Here’s the most troubling thing about the developing furor over bonus payments to AIG executives: It demonstrates that Tim Geithner is more concerned with appearances than solutions. Like it or not, AIG CEO Ed Liddy made a good point in his letter to Geithner responding to Geithner’s concerns about the size of AIG’s bonus pool:
…I would not be doing my job if I did not directly advise you of my grave concern about the long-term consequences of the actions we are taking today. On the one hand, all of us at AIG recognize the environment in which we operate and the remonstrations of our President for a more restrained system of compensation for executives. On the other hand, we cannot attract and retain the best and brightest talent to lead and staff the AIG businesses – which are now being operated principally on behalf of the American taxpayers – if employees believe that their compensation is subject to continued and arbitrary adjustment by the U.S. Treasury.
David makes the point below, and he is right, that AIG forfeited its right to complain about executive- compensation caps when it took a massive government bailout — $150 billion and counting. But it’s precisely the size of the bailout that makes the size of the bonus pool — half a billion or so — such a trifling matter. The company’s executives could give up all of their bonuses and it wouldn’t make a dent in the size of AIG’s debt to the American taxpayer. As for moral hazard, we crossed that bridge several bailouts ago.

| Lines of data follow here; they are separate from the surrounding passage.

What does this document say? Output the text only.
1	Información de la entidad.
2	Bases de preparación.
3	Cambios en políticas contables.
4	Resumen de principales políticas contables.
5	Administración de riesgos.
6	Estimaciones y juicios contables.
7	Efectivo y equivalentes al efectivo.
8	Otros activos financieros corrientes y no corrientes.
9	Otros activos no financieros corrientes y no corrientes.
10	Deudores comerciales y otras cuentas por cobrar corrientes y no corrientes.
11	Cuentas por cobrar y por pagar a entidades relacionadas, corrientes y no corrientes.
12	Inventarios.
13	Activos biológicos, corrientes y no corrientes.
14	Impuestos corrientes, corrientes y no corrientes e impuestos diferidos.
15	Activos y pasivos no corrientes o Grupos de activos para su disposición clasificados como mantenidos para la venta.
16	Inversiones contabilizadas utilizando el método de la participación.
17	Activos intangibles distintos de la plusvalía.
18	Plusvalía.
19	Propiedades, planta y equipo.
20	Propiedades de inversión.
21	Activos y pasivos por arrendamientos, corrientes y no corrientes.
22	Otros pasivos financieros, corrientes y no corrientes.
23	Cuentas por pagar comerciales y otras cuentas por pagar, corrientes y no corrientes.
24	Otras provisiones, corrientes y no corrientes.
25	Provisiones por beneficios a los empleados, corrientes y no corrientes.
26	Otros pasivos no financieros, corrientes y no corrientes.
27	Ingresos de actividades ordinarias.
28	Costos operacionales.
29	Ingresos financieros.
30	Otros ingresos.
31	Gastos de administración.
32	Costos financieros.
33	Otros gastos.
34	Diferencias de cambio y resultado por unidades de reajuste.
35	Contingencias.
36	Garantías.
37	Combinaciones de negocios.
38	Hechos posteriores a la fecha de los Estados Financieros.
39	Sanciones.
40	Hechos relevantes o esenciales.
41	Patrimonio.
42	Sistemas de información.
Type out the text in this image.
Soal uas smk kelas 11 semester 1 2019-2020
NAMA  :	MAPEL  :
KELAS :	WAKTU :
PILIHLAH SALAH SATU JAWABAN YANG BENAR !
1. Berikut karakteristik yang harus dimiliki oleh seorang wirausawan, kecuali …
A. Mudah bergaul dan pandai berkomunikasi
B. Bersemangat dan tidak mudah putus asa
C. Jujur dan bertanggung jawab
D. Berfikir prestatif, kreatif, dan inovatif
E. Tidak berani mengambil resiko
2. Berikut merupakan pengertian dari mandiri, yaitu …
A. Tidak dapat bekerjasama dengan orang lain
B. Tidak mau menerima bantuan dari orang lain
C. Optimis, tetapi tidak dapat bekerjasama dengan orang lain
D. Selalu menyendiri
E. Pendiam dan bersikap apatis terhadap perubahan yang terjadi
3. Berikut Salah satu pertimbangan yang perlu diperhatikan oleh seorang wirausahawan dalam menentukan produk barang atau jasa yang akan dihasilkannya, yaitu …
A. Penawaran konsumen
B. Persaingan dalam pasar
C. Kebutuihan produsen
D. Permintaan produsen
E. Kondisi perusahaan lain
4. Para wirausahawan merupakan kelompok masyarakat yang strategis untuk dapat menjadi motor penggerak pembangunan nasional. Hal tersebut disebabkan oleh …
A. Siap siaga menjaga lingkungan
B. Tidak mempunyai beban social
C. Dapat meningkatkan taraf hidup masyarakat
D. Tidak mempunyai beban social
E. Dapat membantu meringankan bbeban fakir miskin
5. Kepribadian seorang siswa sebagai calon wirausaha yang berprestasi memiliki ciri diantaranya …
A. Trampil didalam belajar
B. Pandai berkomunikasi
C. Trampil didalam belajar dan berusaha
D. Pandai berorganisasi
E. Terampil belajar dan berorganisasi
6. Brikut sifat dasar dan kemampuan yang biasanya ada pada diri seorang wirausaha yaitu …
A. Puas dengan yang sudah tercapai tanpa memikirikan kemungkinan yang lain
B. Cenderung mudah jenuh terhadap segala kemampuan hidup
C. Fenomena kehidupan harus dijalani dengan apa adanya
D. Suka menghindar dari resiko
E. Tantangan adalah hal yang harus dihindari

What the country badly needs from Tim Geithner is exactly what he said it needed at his confirmation hearings: A clear set of rules for the orderly dissolution of large banks and non-depository financial institutions. But so far, in lieu of solutions, Geithner has offered image-management. Big bonuses for bailed-out executives just don’t look good, so he asks AIG to alter already agreed-upon terms of compensation for its executives, even if this reduces company’s ability to repay its debt to the taxpayers.